萧阮站在窗口看着,身上的疲乏不禁一扫而空。
“王妃!”
走廊外有人叫道。
萧阮一看,是商易仁。今日他正好在附近巡视,顺便过来看看学堂,刚好碰上了。
“商大人。”萧阮笑着迎了上去,“有劳你了。”
“惭愧惭愧,”商易仁连连摇头,“我在西南这么久,却没有做出过一件像模像样的实事,王妃却立竿见影,短短半年就办了学堂造福百姓,真是女中英杰。”
“商大人谬赞了,”萧阮连忙道,“你身为刺史,自然考虑的都是要事、大事,我只是做些小事罢了,若是侥幸能扶助王爷和大人一二,也算是功德一件。”
商易仁看着她,眼神复杂:“王妃如此聪慧,怪不得会得天子之宠,”他的声音顿了顿,谨慎地左右观看了一番,便示意萧阮到了一边,压低声音道:“王妃此时说话方便吧?有没有王爷的手下跟着?”
萧阮愕然:“为什么会有王爷的手下跟着?”
商易仁松了一口气:“王妃此计甚妙,一石二鸟,这学堂既能造福百姓,又方便和我互通消息,我派来的两位官员都是我的心腹,王妃若是有什么消息,告知他们就好,我若是有事,也会让内子过来和王妃联络。”
萧阮又惊又怒:“商大人你在说什么?我根本没有这个意思,我和王爷彼此信任,从无隐瞒,你在公事上若是对王爷有何不满,也应该和王爷当面说清,就算弹劾也应该光明正大,为何要如此偷偷摸摸地探听王府的消息?”

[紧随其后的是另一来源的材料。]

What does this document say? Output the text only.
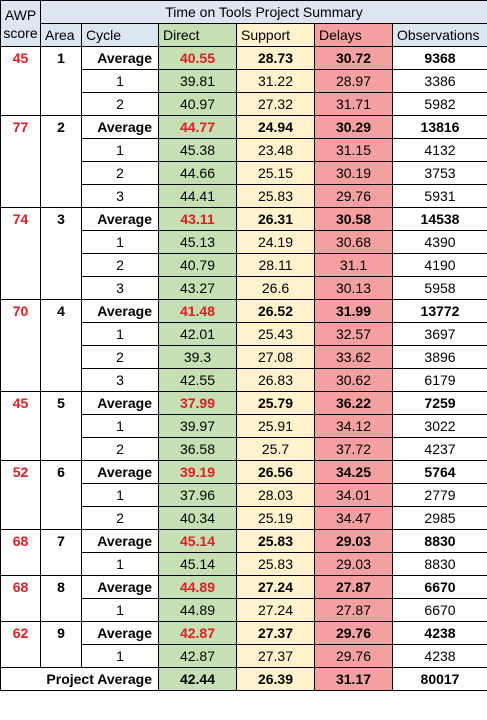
AWP score	Time on Tools Project Summary					
	Area	Cycle	Direct	Support	Delays	Observations
45	1	Average	40.55	28.73	30.72	9368
		1	39.81	31.22	28.97	3386
		2	40.97	27.32	31.71	5982
77	2	Average	44.77	24.94	30.29	13816
		1	45.38	23.48	31.15	4132
		2	44.66	25.15	30.19	3753
		3	44.41	25.83	29.76	5931
74	3	Average	43.11	26.31	30.58	14538
		1	45.13	24.19	30.68	4390
		2	40.79	28.11	31.1	4190
		3	43.27	26.6	30.13	5958
70	4	Average	41.48	26.52	31.99	13772
		1	42.01	25.43	32.57	3697
		2	39.3	27.08	33.62	3896
		3	42.55	26.83	30.62	6179
45	5	Average	37.99	25.79	36.22	7259
		1	39.97	25.91	34.12	3022
		2	36.58	25.7	37.72	4237
52	6	Average	39.19	26.56	34.25	5764
		1	37.96	28.03	34.01	2779
		2	40.34	25.19	34.47	2985
68	7	Average	45.14	25.83	29.03	8830
		1	45.14	25.83	29.03	8830
68	8	Average	44.89	27.24	27.87	6670
		1	44.89	27.24	27.87	6670
62	9	Average	42.87	27.37	29.76	4238
		1	42.87	27.37	29.76	4238
Project Average			42.44	26.39	31.17	80017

这下轮到商易仁愣住了:“你……你难道不是……王妃,你是陛下亲赐的靖安王妃、是萧太傅的孙女,难道你不知道他们对西南的态度吗……我还当你下嫁西南,是明知山有虎偏向虎山行,是陛下和太傅安插在靖安王身旁的一把利刃,对你敬佩得很……没想到……你……你若是被靖安王所诱,迷失了本心,视陛下和大乾于无物,那必定是要被天下人所唾弃的!”
商易仁越说越生气,最后几乎疾言厉色了起来。
萧阮深吸了一口气,冷冷地道:“商大人,我觉得你太迂腐了。水能覆舟,亦能载舟,西南若是治理得好,便是陛下手中的一把宝剑,你为何要把西南和陛下对立起来?现在的西南,在王爷治下吏治清明、百姓安居乐业,西南子民,不仅是王爷的子民,更是陛下的子民,我是王爷的妻子,更是陛下的臣妇,何来被人唾弃一说?”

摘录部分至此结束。